9. A zinc splodge. I had left a zinc screw bearing cap on the thread when I was brazing and it melted. Oops but no harm done.

10. Assembled

11. Not much chain clearance but enough!

12. The bike with the new fork

13. Steerer is now shorter so exerts less torque at the stem.


I've been working on my new bike, and at first I started in on the tailbox, firstly making a 5mm surround for the seat which I can mount the back of the tailbox on. Work included drilling the seat and attaching the corflute with tape and cable ties. Next I scored and bent a larger 3mm corflute sheet which will be the lower back part of the box.

At about that I realized I wasn't happy with the front fork arrangement, mainly the brake. The Performer fork only had one brake, for a disc, and I didn't like it that much. The existing 2-v-brakes-one-front-one-back has worked fine for a while and I didn't need to change it. Also I wanted a screw on headset, the Aheadsets have never properly worked for me on this style bike.
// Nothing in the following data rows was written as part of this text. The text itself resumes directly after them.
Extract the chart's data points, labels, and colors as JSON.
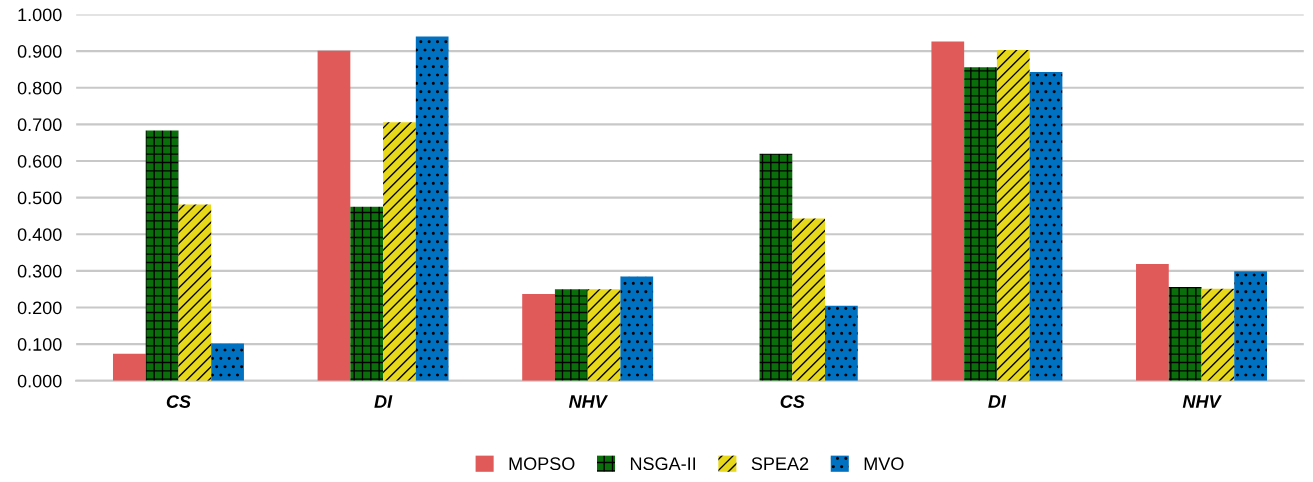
{
  "chart_data": {
    "type": "bar",
    "categories": [
      "CS",
      "DI",
      "NHV",
      "CS",
      "DI",
      "NHV"
    ],
    "series": [
      {
        "name": "MOPSO",
        "color": "#e05a5a",
        "values": [
          0.074,
          0.901,
          0.237,
          0,
          0.926,
          0.319
        ]
      },
      {
        "name": "NSGA-II",
        "color": "#0a6e0a",
        "values": [
          0.683,
          0.475,
          0.25,
          0.62,
          0.856,
          0.256
        ]
      },
      {
        "name": "SPEA2",
        "color": "#e8d81a",
        "values": [
          0.481,
          0.706,
          0.25,
          0.443,
          0.903,
          0.251
        ]
      },
      {
        "name": "MVO",
        "color": "#0070c0",
        "values": [
          0.102,
          0.94,
          0.285,
          0.205,
          0.843,
          0.299
        ]
      }
    ],
    "ylim": [
      0,
      1
    ],
    "yticks": [
      {
        "value": 0,
        "label": "0.000"
      },
      {
        "value": 0.1,
        "label": "0.100"
      },
      {
        "value": 0.2,
        "label": "0.200"
      },
      {
        "value": 0.3,
        "label": "0.300"
      },
      {
        "value": 0.4,
        "label": "0.400"
      },
      {
        "value": 0.5,
        "label": "0.500"
      },
      {
        "value": 0.6,
        "label": "0.600"
      },
      {
        "value": 0.7,
        "label": "0.700"
      },
      {
        "value": 0.8,
        "label": "0.800"
      },
      {
        "value": 0.9,
        "label": "0.900"
      },
      {
        "value": 1,
        "label": "1.000"
      }
    ],
    "grid": "y",
    "legend": "bottom"
  }
}
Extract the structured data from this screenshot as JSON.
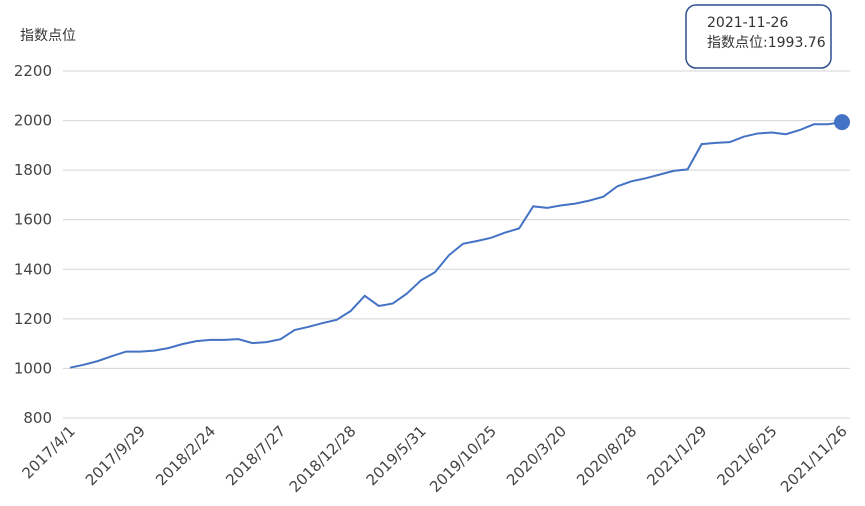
{
  "chart_data": {
    "type": "line",
    "y_label": "指数点位",
    "color": "#4472c4",
    "categories": [
      "2017/4/1",
      null,
      null,
      null,
      null,
      "2017/9/29",
      null,
      null,
      null,
      null,
      "2018/2/24",
      null,
      null,
      null,
      null,
      "2018/7/27",
      null,
      null,
      null,
      null,
      "2018/12/28",
      null,
      null,
      null,
      null,
      "2019/5/31",
      null,
      null,
      null,
      null,
      "2019/10/25",
      null,
      null,
      null,
      null,
      "2020/3/20",
      null,
      null,
      null,
      null,
      "2020/8/28",
      null,
      null,
      null,
      null,
      "2021/1/29",
      null,
      null,
      null,
      null,
      "2021/6/25",
      null,
      null,
      null,
      null,
      "2021/11/26"
    ],
    "values": [
      1003,
      1015,
      1030,
      1050,
      1068,
      1068,
      1072,
      1082,
      1098,
      1110,
      1115,
      1115,
      1118,
      1102,
      1106,
      1118,
      1155,
      1168,
      1183,
      1196,
      1232,
      1293,
      1252,
      1262,
      1302,
      1355,
      1388,
      1457,
      1503,
      1514,
      1527,
      1548,
      1565,
      1654,
      1648,
      1658,
      1665,
      1677,
      1693,
      1735,
      1755,
      1767,
      1782,
      1797,
      1803,
      1905,
      1910,
      1913,
      1935,
      1948,
      1952,
      1945,
      1962,
      1985,
      1985,
      1993.76
    ],
    "ylim": [
      800,
      2200
    ],
    "yticks": [
      800,
      1000,
      1200,
      1400,
      1600,
      1800,
      2000,
      2200
    ],
    "grid": true,
    "tooltip": {
      "title": "2021-11-26",
      "name": "指数点位:"
    }
  }
}
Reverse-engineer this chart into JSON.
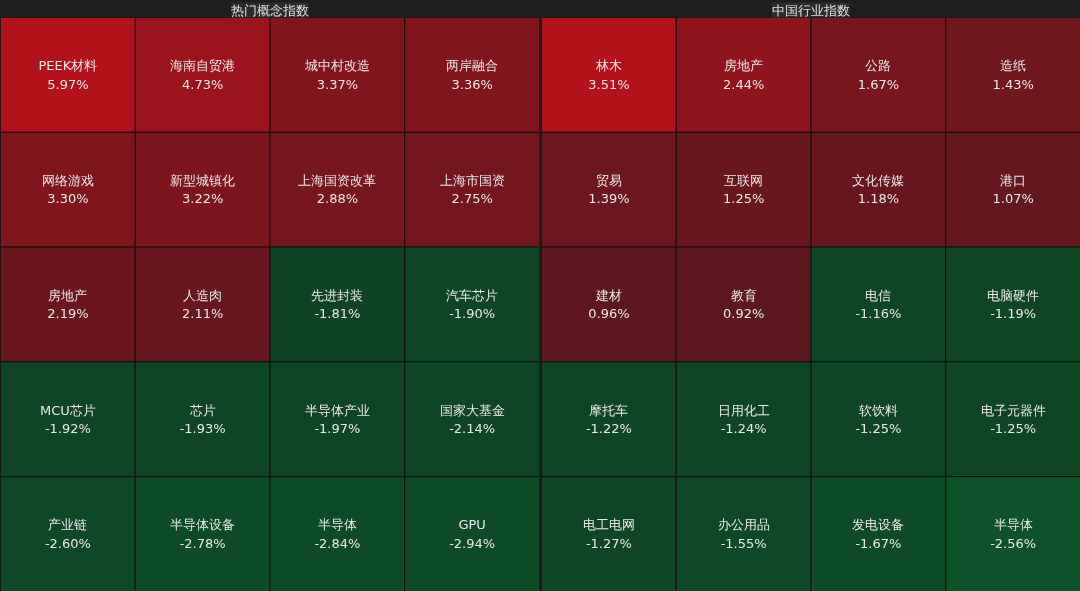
{
  "chart_data": [
    {
      "type": "other",
      "title": "热门概念指数",
      "categories": [
        "PEEK材料",
        "海南自贸港",
        "城中村改造",
        "两岸融合",
        "网络游戏",
        "新型城镇化",
        "上海国资改革",
        "上海市国资",
        "房地产",
        "人造肉",
        "先进封装",
        "汽车芯片",
        "MCU芯片",
        "芯片",
        "半导体产业",
        "国家大基金",
        "产业链",
        "半导体设备",
        "半导体",
        "GPU"
      ],
      "values": [
        5.97,
        4.73,
        3.37,
        3.36,
        3.3,
        3.22,
        2.88,
        2.75,
        2.19,
        2.11,
        -1.81,
        -1.9,
        -1.92,
        -1.93,
        -1.97,
        -2.14,
        -2.6,
        -2.78,
        -2.84,
        -2.94
      ],
      "value_labels": [
        "5.97%",
        "4.73%",
        "3.37%",
        "3.36%",
        "3.30%",
        "3.22%",
        "2.88%",
        "2.75%",
        "2.19%",
        "2.11%",
        "-1.81%",
        "-1.90%",
        "-1.92%",
        "-1.93%",
        "-1.97%",
        "-2.14%",
        "-2.60%",
        "-2.78%",
        "-2.84%",
        "-2.94%"
      ]
    },
    {
      "type": "other",
      "title": "中国行业指数",
      "categories": [
        "林木",
        "房地产",
        "公路",
        "造纸",
        "贸易",
        "互联网",
        "文化传媒",
        "港口",
        "建材",
        "教育",
        "电信",
        "电脑硬件",
        "摩托车",
        "日用化工",
        "软饮料",
        "电子元器件",
        "电工电网",
        "办公用品",
        "发电设备",
        "半导体"
      ],
      "values": [
        3.51,
        2.44,
        1.67,
        1.43,
        1.39,
        1.25,
        1.18,
        1.07,
        0.96,
        0.92,
        -1.16,
        -1.19,
        -1.22,
        -1.24,
        -1.25,
        -1.25,
        -1.27,
        -1.55,
        -1.67,
        -2.56
      ],
      "value_labels": [
        "3.51%",
        "2.44%",
        "1.67%",
        "1.43%",
        "1.39%",
        "1.25%",
        "1.18%",
        "1.07%",
        "0.96%",
        "0.92%",
        "-1.16%",
        "-1.19%",
        "-1.22%",
        "-1.24%",
        "-1.25%",
        "-1.25%",
        "-1.27%",
        "-1.55%",
        "-1.67%",
        "-2.56%"
      ]
    }
  ]
}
As well I realized that the stem could probably be swivelled through 180 degrees. If there was enough clearance to the crank, then this would save 100mm or so of steerer material. Lastly the 3 cables from the handlebars wouldn't have to go through a big angle with the new arrangement.

To solve all this I started by ringing my local bike shop to see if they had the fork I wanted which comes from a 451 Byk bike. They didn't have just the right thing but suggested something else. After a shop visit, I found their suggested alternative no good because of the dropout type, thanked them and went on my way.  In the end, shed fossicking revealed I not only had the 451 fork, but also something (20" folding bike fork with short 1 1/8" threaded stem.

A few mods were needed to the fork, these were

Widening the blades using pipes slipped over the tynes as levers.

Removing dropouts and replacing them with custom laser-cut ones

Adding bosses for an extra set of v-brakes behind the fork

Lengthening the distance to the thread from the lower bearing mount

Lengthening the thread length. I'm mixing things up by having a threaded bearing and clamp on stem.

Whew, quite a bit of work!

After checking, I painted it the only colour I have, black. After an afternoon outside, and night inside, it was dry, and this morning it was ready for fitting. That's what I did today, I'm very happy with the resulrs as shown above. 

I managed a test ride late today and tomorrow can shorten part of the steerer (scooter fork at the bottom) to save weight and do some more paining.